Il est des indices qui – cumulés – prennent aisément la forme d’un faisceau… Quand une telle présomption pèse sur les épaules des contribuables, le fardeau probatoire ne peut que – vainement – leur échoir ; aussi n’est-il guère surprenant de lire que les requérants, qui contestent toute intention spéculative, « n’expliquent pas quelle autre intention, et notamment un motif d’ordre privé », aurait présidé à l’acquisition du terrain. Eu égard à l’ensemble de ces éléments, l’existence d’une intention spéculative est avérée lors de l’acquisition de la parcelle en 2005. Il s’ensuit que c’est à bon droit que les profits enfants des cessions ont été assujettis à l’IR dans la catégorie des BNC ; que le revenu imposable des époux A… s’en trouve rehaussé n’est alors que chose logique.
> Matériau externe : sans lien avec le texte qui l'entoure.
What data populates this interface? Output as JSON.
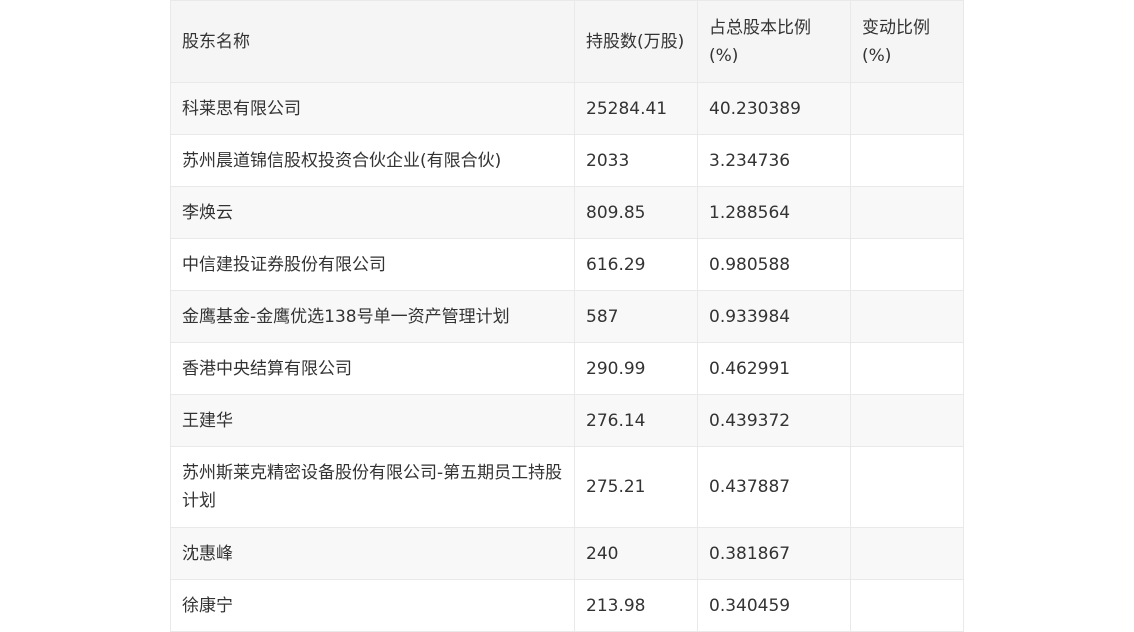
{
  "table": {
    "headers": [
      "股东名称",
      "持股数(万股)",
      "占总股本比例(%)",
      "变动比例(%)"
    ],
    "rows": [
      [
        "科莱思有限公司",
        "25284.41",
        "40.230389",
        ""
      ],
      [
        "苏州晨道锦信股权投资合伙企业(有限合伙)",
        "2033",
        "3.234736",
        ""
      ],
      [
        "李焕云",
        "809.85",
        "1.288564",
        ""
      ],
      [
        "中信建投证券股份有限公司",
        "616.29",
        "0.980588",
        ""
      ],
      [
        "金鹰基金-金鹰优选138号单一资产管理计划",
        "587",
        "0.933984",
        ""
      ],
      [
        "香港中央结算有限公司",
        "290.99",
        "0.462991",
        ""
      ],
      [
        "王建华",
        "276.14",
        "0.439372",
        ""
      ],
      [
        "苏州斯莱克精密设备股份有限公司-第五期员工持股计划",
        "275.21",
        "0.437887",
        ""
      ],
      [
        "沈惠峰",
        "240",
        "0.381867",
        ""
      ],
      [
        "徐康宁",
        "213.98",
        "0.340459",
        ""
      ]
    ]
  }
}
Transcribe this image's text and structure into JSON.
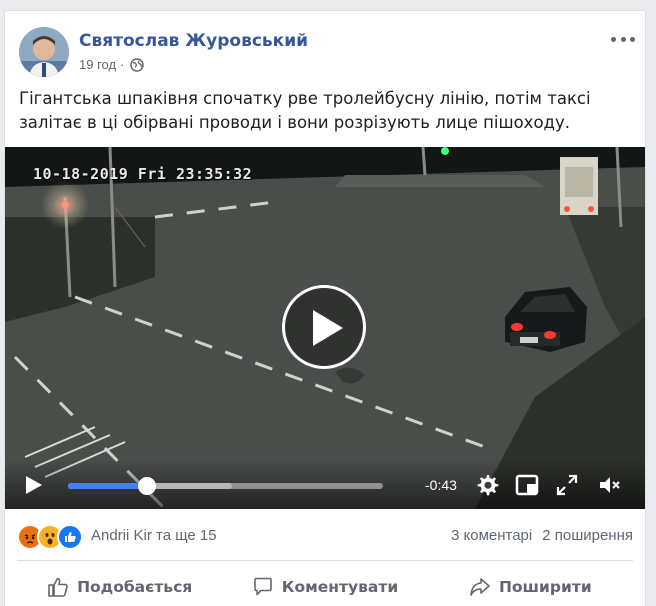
{
  "post": {
    "author": "Святослав Журовський",
    "time": "19 год",
    "time_separator": "·",
    "privacy_icon": "globe-icon",
    "menu_icon": "more-options-icon",
    "text": "Гігантська шпаківня спочатку рве тролейбусну лінію, потім таксі залітає в ці обірвані проводи і вони розрізують лице пішоходу."
  },
  "video": {
    "overlay_timestamp": "10-18-2019 Fri 23:35:32",
    "progress": 0.25,
    "buffered": 0.52,
    "time_remaining": "-0:43",
    "play_icon": "play-icon",
    "settings_icon": "gear-icon",
    "pip_icon": "pip-icon",
    "fullscreen_icon": "fullscreen-icon",
    "mute_icon": "volume-muted-icon"
  },
  "reactions": {
    "icons": [
      "angry",
      "wow",
      "like"
    ],
    "names": "Andrii Kir та ще 15",
    "comments": "3 коментарі",
    "shares": "2 поширення",
    "colors": {
      "angry": "#e9710f",
      "wow": "#f7b125",
      "like": "#1877f2"
    }
  },
  "actions": {
    "like": "Подобається",
    "comment": "Коментувати",
    "share": "Поширити"
  },
  "colors": {
    "author_link": "#365899",
    "progress": "#4080ff",
    "secondary_text": "#606770"
  }
}
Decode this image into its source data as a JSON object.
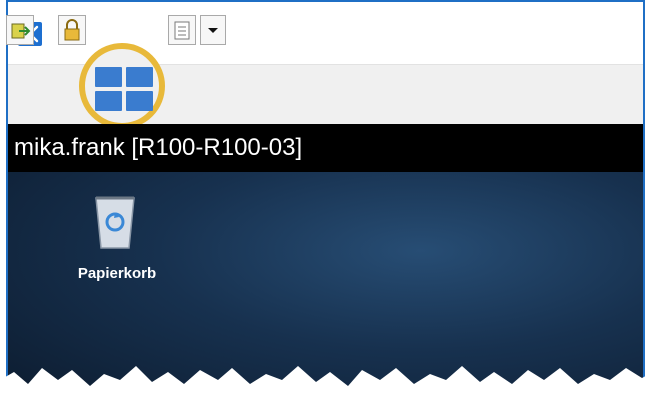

Quid des charges déductibles du bénéfice imposable ? Après lecture de l’article 39 du CGI (N° Lexbase : L2449L7T), le juge fait mention de la demande des époux A… visant à ce que soient prises en compte les cotisations de taxe foncière mises en recouvrement à raison du stock d’immeubles non bâtis. La CAA rejette sèchement la prétention, arguant que les contribuables ne produisent aucun élément, en particulier aucun avis d’imposition. Or, en l’absence de celui-ci, il est impossible de déterminer les montants dont ils se sont acquittés à ce titre. Rejet de la demande il y a.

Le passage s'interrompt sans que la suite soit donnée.